We aimed to evaluate the feasibility and tolerability of hyperthermic intraperitoneal carboplatin (HIPEC-carboplatin) following secondary cytoreduction for recurrent, platinum-sensitive ovarian cancer.
In a single institution prospective, pilot study, ten patients underwent secondary cytoreductive surgery followed by HIPEC-carboplatin at 1000 mg/m(2). Consolidation (6 cycles) was with platinum-based regimens. Adverse and quality of life were measured throughout treatment.
Twelve patients were enrolled of which 2 were excluded (one each for extra-abdominal disease indentified before surgery and suboptimal cytoreduction). All 10 remaining patients received prescribed HIPEC-carboplatin. There were no intra-operative complications or AEs attributable to HIPEC-therapy. Grade 1/2 nausea was the most common post-operative toxicity (6/10 patients). Two patients had grade 4 post-operative neutropenia and thrombocytopenia but only one experienced transient treatment delay. The median hospital stay was 5.5 days. 69/70 (98%) of planned chemotherapy doses were ultimately delivered with 1 patient electively forgoing her final treatment. At a median (range) follow-up of 16 (6-23) months, three patients have recurred at 8, 14, and 16 months from surgery. The median disease-free and overall survivals have not been reached. Fact-O scores were significantly lower following surgery (126 vs. 108, p<.01), but improved by completion of therapy (108 vs. 113, p=0.27).

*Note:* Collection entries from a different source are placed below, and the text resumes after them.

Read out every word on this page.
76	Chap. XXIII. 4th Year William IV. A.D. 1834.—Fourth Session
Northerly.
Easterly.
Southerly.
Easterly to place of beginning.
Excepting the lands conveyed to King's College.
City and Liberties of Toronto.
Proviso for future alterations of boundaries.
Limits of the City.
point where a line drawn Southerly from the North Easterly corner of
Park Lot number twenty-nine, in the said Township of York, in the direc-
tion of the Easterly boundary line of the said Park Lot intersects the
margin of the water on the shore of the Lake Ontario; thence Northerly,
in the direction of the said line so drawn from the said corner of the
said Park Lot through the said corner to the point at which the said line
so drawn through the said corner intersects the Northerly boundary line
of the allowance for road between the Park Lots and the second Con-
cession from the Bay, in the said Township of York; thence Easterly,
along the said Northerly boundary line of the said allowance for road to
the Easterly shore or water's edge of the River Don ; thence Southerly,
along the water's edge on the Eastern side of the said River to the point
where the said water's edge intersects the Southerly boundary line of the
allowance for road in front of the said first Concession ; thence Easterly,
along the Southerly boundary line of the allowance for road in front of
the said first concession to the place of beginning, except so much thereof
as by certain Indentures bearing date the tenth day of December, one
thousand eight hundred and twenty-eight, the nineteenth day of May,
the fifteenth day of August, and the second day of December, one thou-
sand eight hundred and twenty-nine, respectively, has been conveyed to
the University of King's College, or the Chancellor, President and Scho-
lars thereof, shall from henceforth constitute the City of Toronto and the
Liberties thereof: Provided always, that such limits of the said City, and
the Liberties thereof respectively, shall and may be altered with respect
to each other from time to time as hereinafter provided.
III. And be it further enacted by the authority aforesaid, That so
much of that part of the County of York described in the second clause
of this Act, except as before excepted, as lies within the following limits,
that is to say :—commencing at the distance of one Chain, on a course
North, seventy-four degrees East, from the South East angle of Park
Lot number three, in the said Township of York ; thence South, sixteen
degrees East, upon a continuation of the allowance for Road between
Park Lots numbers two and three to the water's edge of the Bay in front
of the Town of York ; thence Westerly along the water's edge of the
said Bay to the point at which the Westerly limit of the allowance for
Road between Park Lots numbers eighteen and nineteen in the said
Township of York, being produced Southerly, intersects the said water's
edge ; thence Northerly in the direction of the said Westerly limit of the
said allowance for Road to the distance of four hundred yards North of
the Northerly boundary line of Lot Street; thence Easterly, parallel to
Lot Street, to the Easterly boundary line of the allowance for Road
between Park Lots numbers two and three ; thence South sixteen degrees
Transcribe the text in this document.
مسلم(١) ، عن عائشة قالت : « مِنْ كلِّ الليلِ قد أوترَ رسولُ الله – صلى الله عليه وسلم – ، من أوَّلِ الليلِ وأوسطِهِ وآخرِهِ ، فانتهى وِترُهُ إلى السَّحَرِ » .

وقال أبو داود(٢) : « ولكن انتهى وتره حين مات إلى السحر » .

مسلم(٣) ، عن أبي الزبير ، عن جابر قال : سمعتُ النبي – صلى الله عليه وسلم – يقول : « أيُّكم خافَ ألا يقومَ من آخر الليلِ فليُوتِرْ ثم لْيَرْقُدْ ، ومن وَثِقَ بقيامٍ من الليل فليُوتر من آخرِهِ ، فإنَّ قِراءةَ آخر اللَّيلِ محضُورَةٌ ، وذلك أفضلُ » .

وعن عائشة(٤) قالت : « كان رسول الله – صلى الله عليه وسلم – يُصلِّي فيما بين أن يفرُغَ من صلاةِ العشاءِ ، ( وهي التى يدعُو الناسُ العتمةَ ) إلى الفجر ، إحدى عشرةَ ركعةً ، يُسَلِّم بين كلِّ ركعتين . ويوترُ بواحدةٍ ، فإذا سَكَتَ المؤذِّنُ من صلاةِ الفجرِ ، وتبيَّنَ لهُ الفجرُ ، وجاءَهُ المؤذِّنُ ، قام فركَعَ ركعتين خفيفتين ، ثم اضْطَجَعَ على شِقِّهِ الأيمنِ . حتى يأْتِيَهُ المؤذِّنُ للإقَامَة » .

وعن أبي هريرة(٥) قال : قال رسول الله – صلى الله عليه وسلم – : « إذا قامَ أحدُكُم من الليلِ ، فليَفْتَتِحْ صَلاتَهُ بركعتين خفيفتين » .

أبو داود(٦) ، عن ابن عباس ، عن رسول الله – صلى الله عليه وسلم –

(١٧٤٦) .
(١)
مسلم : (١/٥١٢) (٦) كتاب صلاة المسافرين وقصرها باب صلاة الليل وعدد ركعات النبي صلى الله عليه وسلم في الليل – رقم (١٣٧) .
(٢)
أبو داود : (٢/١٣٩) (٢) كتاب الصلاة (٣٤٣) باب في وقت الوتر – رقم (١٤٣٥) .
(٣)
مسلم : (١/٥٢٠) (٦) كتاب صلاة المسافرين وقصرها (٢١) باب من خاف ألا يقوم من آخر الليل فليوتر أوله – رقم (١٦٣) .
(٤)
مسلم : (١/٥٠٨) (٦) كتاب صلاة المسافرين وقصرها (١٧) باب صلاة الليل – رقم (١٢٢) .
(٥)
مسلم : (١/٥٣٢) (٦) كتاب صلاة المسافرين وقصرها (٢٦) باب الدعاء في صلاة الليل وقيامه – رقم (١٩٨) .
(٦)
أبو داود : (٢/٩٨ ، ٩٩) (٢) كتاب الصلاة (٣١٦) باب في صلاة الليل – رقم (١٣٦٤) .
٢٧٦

HIPEC-carboplatin at 1000 mg/m(2) following optimal cytoreduction for ovarian cancer is feasible. Surgical complications were not observed, and post-operative AEs were largely within expected ranges. Consolidation using standard platinum-based regimens was feasible following HIPEC-carboplatin, and preliminary survival data suggests efficacy. Further investigation of HIPEC-carboplatin in the setting of debulkable cancer recurrence is warranted.
我们旨在评估在铂类敏感复发性卵巢癌患者进行二次细胞减灭术后行腹腔内热灌注卡铂(HIPEC-卡铂)的可行性和耐受性。
在单中心前瞻性、试验性研究中,10 名患者在接受二次细胞减灭术后接受 HIPEC-卡铂(1000mg/m²)治疗。巩固(6 个周期)采用铂类为基础的方案。在整个治疗过程中测量不良反应和生活质量。
共纳入 12 名患者,其中 2 名被排除(分别因术前发现腹外疾病和不充分的细胞减灭术而被排除)。其余 10 名患者均接受了规定的 HIPEC-卡铂治疗。没有与 HIPEC 治疗相关的术中并发症或不良反应。最常见的术后毒性是 1/2 级恶心(10 名患者中的 6 名)。2 名患者出现 4 级术后中性粒细胞减少和血小板减少,但只有 1 名患者经历了短暂的治疗延迟。中位住院时间为 5.5 天。70 次(98%)计划化疗剂量最终得以完成,其中 1 名患者自愿放弃最后一次治疗。在中位(范围)随访 16(6-23)个月时,3 名患者在手术后 8、14 和 16 个月时复发。无疾病和总生存率尚未达到。手术后 Fact-O 评分显著降低(126 比 108,p<.01),但在完成治疗后有所改善(108 比 113,p=0.27)。
在卵巢癌患者进行最佳细胞减灭术后,以 1000mg/m² 的剂量行 HIPEC-卡铂是可行的。未观察到手术并发症,术后不良反应大多在预期范围内。在 HIPEC-卡铂治疗后,采用标准铂类为基础的方案进行巩固治疗是可行的,初步生存数据提示疗效。在可减瘤性癌症复发的情况下,进一步研究 HIPEC-卡铂是必要的。